Violation of multipartite Bell inequalities with classical subsystems via operationally local transformations

TL;DR

This paper generalizes the violation of Bell inequalities using local transformations to multipartite systems, showing that such violations can occur even with classical systems if the ancillary system violates Bell inequalities.

Contribution

It extends the framework of operationally local transformations to multipartite Bell inequalities and establishes conditions under which violations imply nonlocality.

Findings

Violation depends on the ancillary system violating Bell inequalities.

System under test can be classical yet violate Bell inequalities.

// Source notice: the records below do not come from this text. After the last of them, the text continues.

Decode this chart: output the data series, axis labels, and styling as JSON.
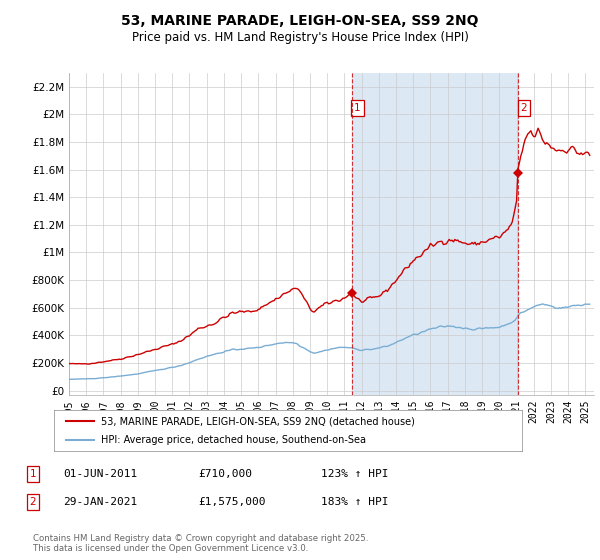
{
  "title": "53, MARINE PARADE, LEIGH-ON-SEA, SS9 2NQ",
  "subtitle": "Price paid vs. HM Land Registry's House Price Index (HPI)",
  "ylabel_ticks": [
    "£0",
    "£200K",
    "£400K",
    "£600K",
    "£800K",
    "£1M",
    "£1.2M",
    "£1.4M",
    "£1.6M",
    "£1.8M",
    "£2M",
    "£2.2M"
  ],
  "ytick_values": [
    0,
    200000,
    400000,
    600000,
    800000,
    1000000,
    1200000,
    1400000,
    1600000,
    1800000,
    2000000,
    2200000
  ],
  "ylim": [
    -30000,
    2300000
  ],
  "plot_bg_color": "#ffffff",
  "shade_color": "#dce9f5",
  "red_line_color": "#cc0000",
  "blue_line_color": "#7aadd4",
  "marker1_date_x": 2011.42,
  "marker1_price": 710000,
  "marker2_date_x": 2021.08,
  "marker2_price": 1575000,
  "vline1_x": 2011.42,
  "vline2_x": 2021.08,
  "legend_line1": "53, MARINE PARADE, LEIGH-ON-SEA, SS9 2NQ (detached house)",
  "legend_line2": "HPI: Average price, detached house, Southend-on-Sea",
  "annotation1": [
    "1",
    "01-JUN-2011",
    "£710,000",
    "123% ↑ HPI"
  ],
  "annotation2": [
    "2",
    "29-JAN-2021",
    "£1,575,000",
    "183% ↑ HPI"
  ],
  "footnote": "Contains HM Land Registry data © Crown copyright and database right 2025.\nThis data is licensed under the Open Government Licence v3.0.",
  "xlim": [
    1995.0,
    2025.5
  ],
  "xticks": [
    1995,
    1996,
    1997,
    1998,
    1999,
    2000,
    2001,
    2002,
    2003,
    2004,
    2005,
    2006,
    2007,
    2008,
    2009,
    2010,
    2011,
    2012,
    2013,
    2014,
    2015,
    2016,
    2017,
    2018,
    2019,
    2020,
    2021,
    2022,
    2023,
    2024,
    2025
  ]
}
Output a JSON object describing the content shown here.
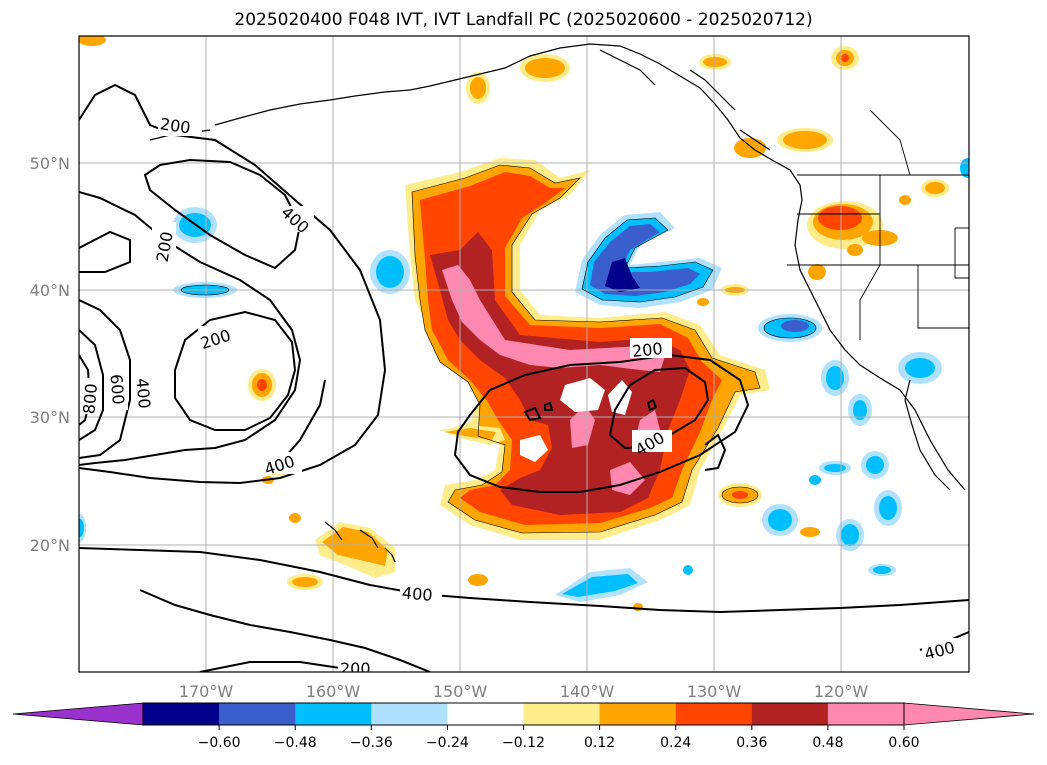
{
  "title": "2025020400 F048 IVT, IVT Landfall PC (2025020600 - 2025020712)",
  "map": {
    "lat_labels": [
      "50°N",
      "40°N",
      "30°N",
      "20°N"
    ],
    "lon_labels": [
      "170°W",
      "160°W",
      "150°W",
      "140°W",
      "130°W",
      "120°W"
    ],
    "contour_labels": [
      "200",
      "400",
      "200",
      "200",
      "400",
      "800",
      "600",
      "400",
      "400",
      "200",
      "400",
      "200",
      "400",
      "400"
    ]
  },
  "colorbar": {
    "ticks": [
      "−0.60",
      "−0.48",
      "−0.36",
      "−0.24",
      "−0.12",
      "0.12",
      "0.24",
      "0.36",
      "0.48",
      "0.60"
    ],
    "colors": {
      "under": "#9932cc",
      "bins": [
        "#00008b",
        "#3a5fcd",
        "#00bfff",
        "#b0e2ff",
        "#ffffff",
        "#ffec8b",
        "#ffa500",
        "#ff4500",
        "#b22222",
        "#ff88b0"
      ],
      "over": "#ff88b0"
    }
  }
}
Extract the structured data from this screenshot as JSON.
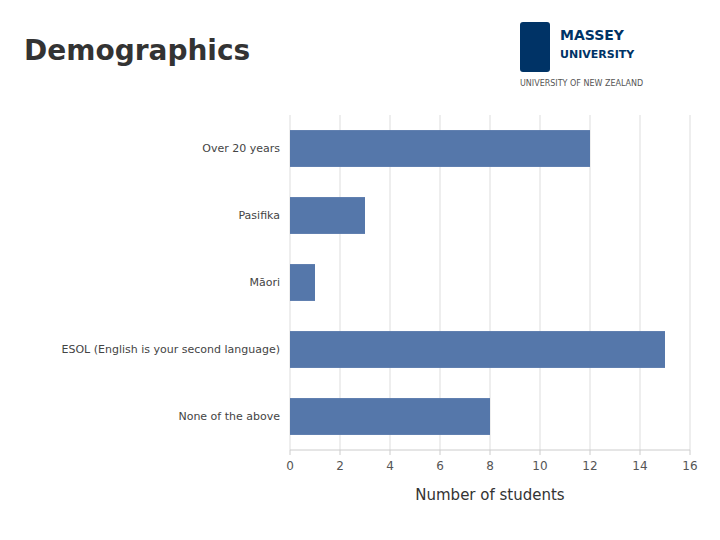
{
  "chart_data": {
    "type": "bar",
    "orientation": "horizontal",
    "title": "Demographics",
    "categories": [
      "None of the above",
      "ESOL (English is your second language)",
      "Māori",
      "Pasifika",
      "Over 20 years"
    ],
    "values": [
      8,
      15,
      1,
      3,
      12
    ],
    "color": "#5577AA",
    "x_label": "Number of students",
    "xlim": [
      0,
      16
    ],
    "xticks": [
      0,
      2,
      4,
      6,
      8,
      10,
      12,
      14,
      16
    ],
    "grid": true,
    "annotations": [
      "MASSEY",
      "UNIVERSITY",
      "UNIVERSITY OF NEW ZEALAND"
    ]
  }
}
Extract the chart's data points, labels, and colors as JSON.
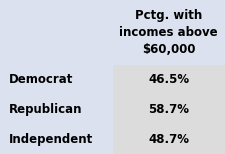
{
  "background_color": "#dce1ef",
  "table_bg_data": "#dcdcdc",
  "col_header": "Pctg. with\nincomes above\n$60,000",
  "rows": [
    [
      "Democrat",
      "46.5%"
    ],
    [
      "Republican",
      "58.7%"
    ],
    [
      "Independent",
      "48.7%"
    ]
  ],
  "row_label_color": "#000000",
  "data_color": "#000000",
  "header_color": "#000000",
  "font_size_header": 8.5,
  "font_size_data": 8.5,
  "fig_width": 2.25,
  "fig_height": 1.54,
  "dpi": 100
}
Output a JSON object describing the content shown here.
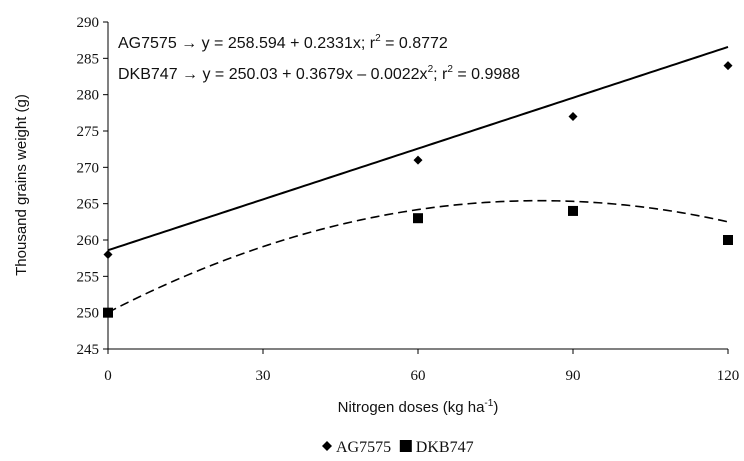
{
  "chart_data": {
    "type": "scatter",
    "x": [
      0,
      60,
      90,
      120
    ],
    "series": [
      {
        "name": "AG7575",
        "values": [
          258,
          271,
          277,
          284
        ],
        "marker": "diamond",
        "line": "solid",
        "fit": {
          "type": "linear",
          "coef": [
            258.594,
            0.2331
          ]
        }
      },
      {
        "name": "DKB747",
        "values": [
          250,
          263,
          264,
          260
        ],
        "marker": "square",
        "line": "dashed",
        "fit": {
          "type": "quadratic",
          "coef": [
            250.03,
            0.3679,
            -0.0022
          ]
        }
      }
    ],
    "xlabel": {
      "text": "Nitrogen doses (kg ha",
      "sup": "-1",
      "tail": ")"
    },
    "ylabel": "Thousand grains weight (g)",
    "xlim": [
      0,
      120
    ],
    "ylim": [
      245,
      290
    ],
    "xticks": [
      0,
      30,
      60,
      90,
      120
    ],
    "yticks": [
      245,
      250,
      255,
      260,
      265,
      270,
      275,
      280,
      285,
      290
    ],
    "grid": false,
    "legend_position": "bottom",
    "annotations": [
      {
        "parts": [
          {
            "t": "AG7575 → y = 258.594 + 0.2331x; r"
          },
          {
            "t": "2",
            "sup": true
          },
          {
            "t": " = 0.8772"
          }
        ]
      },
      {
        "parts": [
          {
            "t": "DKB747 → y = 250.03 + 0.3679x – 0.0022x"
          },
          {
            "t": "2",
            "sup": true
          },
          {
            "t": "; r"
          },
          {
            "t": "2",
            "sup": true
          },
          {
            "t": " = 0.9988"
          }
        ]
      }
    ],
    "colors": {
      "line": "#000000"
    }
  }
}
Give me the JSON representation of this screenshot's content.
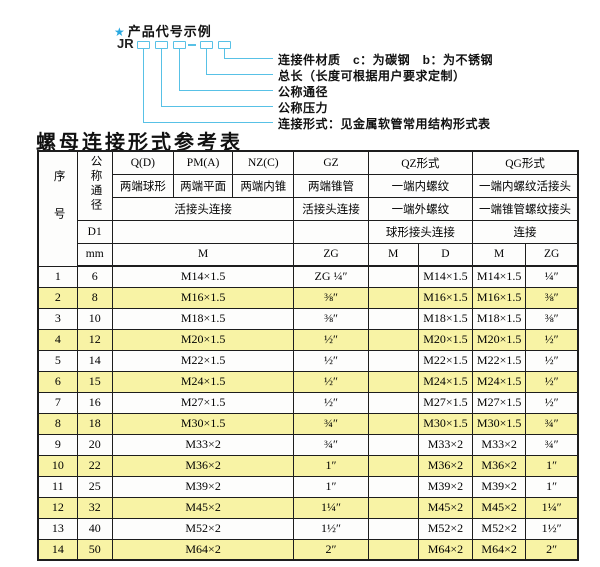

Nonlocality may reside in environment or measurement settings.

Abstract

Recently, it was demonstrated by Son et al., Phys. Rev. Lett. \textbf{102}, 110404 (2009), that a separable bipartite continuous variable quantum system can violate the Clauser-Horne-Shimony-Holt (CHSH) inequality via operationally local transformations. Operationally local transformations are parameterized only by local variables, however in order to allow violation of the CHSH inequality a maximally entangled ancilla was necessary. The use of the entangled ancilla in this scheme caused the state under test to become dependent on the measurement choice one uses to calculate the CHSH inequality thus violating one of the assumptions used in deriving a Bell inequality, namely the `free will' or `statistical independence' assumption. The novelty in this scheme however is that the measurement settings can be external free parameters. In this paper we generalize these operationally local transformations for multipartite Bell inequalities (with dichotomic observables) and provide necessary and sufficient conditions for violation within this scheme. Namely, a violation of a multipartite Bell inequality in this setting is contingent on whether an ancillary system admits any realistic, local hidden variable model i.e. whether the ancilla violates the given Bell inequality. These results indicate that violation of a Bell inequality performed on a system does not necessarily imply that the system is nonlocal. In fact the system under test may be completely classical. However, nonlocality must have resided somewhere, this may have been in the environment, the physical variables used to manipulate the system or the detectors themselves provided the measurement settings are external free variables.